Kurcaci Bimo mencari baju olahraganya di lemari. Tidak ada. Eh, tapi tunggu dulu. Ah ini dia, terselip di antara baju mainnya. Segera Kurcaci Bimo masukkan ke tas sekolah. Hemmm, apalagi ya belum ya? pikirnya. Matanya melirik jam di dinding kamar. Waaah, sudah pukul 6 lewat. Seharusnya dia sudah mandi. Gara-gara mencari baju olahraga, Kurcaci Bimo banyak kehilangan waktu.
Akhirnya, lagi-lagi Kurcaci Bimo tergopoh-gopoh melakukan semuanya.
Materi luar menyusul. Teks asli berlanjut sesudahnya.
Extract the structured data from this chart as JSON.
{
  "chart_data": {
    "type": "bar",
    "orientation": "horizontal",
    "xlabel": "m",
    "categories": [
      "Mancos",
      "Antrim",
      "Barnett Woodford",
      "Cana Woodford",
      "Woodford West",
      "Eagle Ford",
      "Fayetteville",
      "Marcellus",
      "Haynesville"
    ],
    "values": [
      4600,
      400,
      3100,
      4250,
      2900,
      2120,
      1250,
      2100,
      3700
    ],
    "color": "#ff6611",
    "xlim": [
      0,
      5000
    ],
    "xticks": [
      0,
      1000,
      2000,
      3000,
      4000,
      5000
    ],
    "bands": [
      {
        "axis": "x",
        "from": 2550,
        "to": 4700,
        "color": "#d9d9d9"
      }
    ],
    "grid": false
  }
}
Sarapan jamur dan minum madu cair dilakuan cepat-cepat.
“Pelan-pelan ketika mengunyah sarapan, Nak,” ingat Bunda sambil menggeleng. Bunda sudah sering mengingatkan Kurcaci Bimo, agar menyiapkan semua keperluan sekolah di malam hari. Sayangnya, tidak didengar oleh Kurcaci Bimo.
Madu cair dalam gelas belum habis, Kurcaci Bimo sudah berjalan sambil minum, dan mengambil handuk. Lalu menghabiskan minuman di dalam kamar mandi. Kemarin-kemarin, Kurcaci Bimo pernah lupa jika rambutnya masih bersampo , dan ia langsung keluar kamar mandi. Semuanya tergesa-gesa.
Selesai mandi, Kurcaci Bimo mengenakan seragamnya, yang terbuat dari lapisan kayu yang sudah diolah menjadi kain yang bagus.
“Bundaaa!” tiba-tiba Kurcaci Bimo berteriak dari kamar.
Bunda segera meletakkan adik kembar Bimo ke dalam tempat tidur bayi yang terbuat dari batok kelapa besar. Bunda berlari menuju kamar Kurcaci Bimo.
“Ada apa, Nak?” tanya Bunda khawatir. Teriakan Kurcaci Bimo tadi seperti ada tupai yang hendak mencuri persediaan makanan mereka.
“Ini… kenapa celana sekolah Bimo kekecilan?. Bimo jadi susah berjalan.” Wajah Kurcaci Bimo tampak merah. Apalagi bagian telinganya yang runcing. Selalu begitu jika Kurcaci Bimo kesal dan khawatir.
“Coba buka, biar Bunda lihat!”
Kurcaci Bimo lalu menyerahkan celana sekolah tersebut kepada Bunda.
“Astaga ini milik Kurcaci Rafi!” kata Bunda kaget, sambil membaca nama yang tertulis di bagian bawah celana.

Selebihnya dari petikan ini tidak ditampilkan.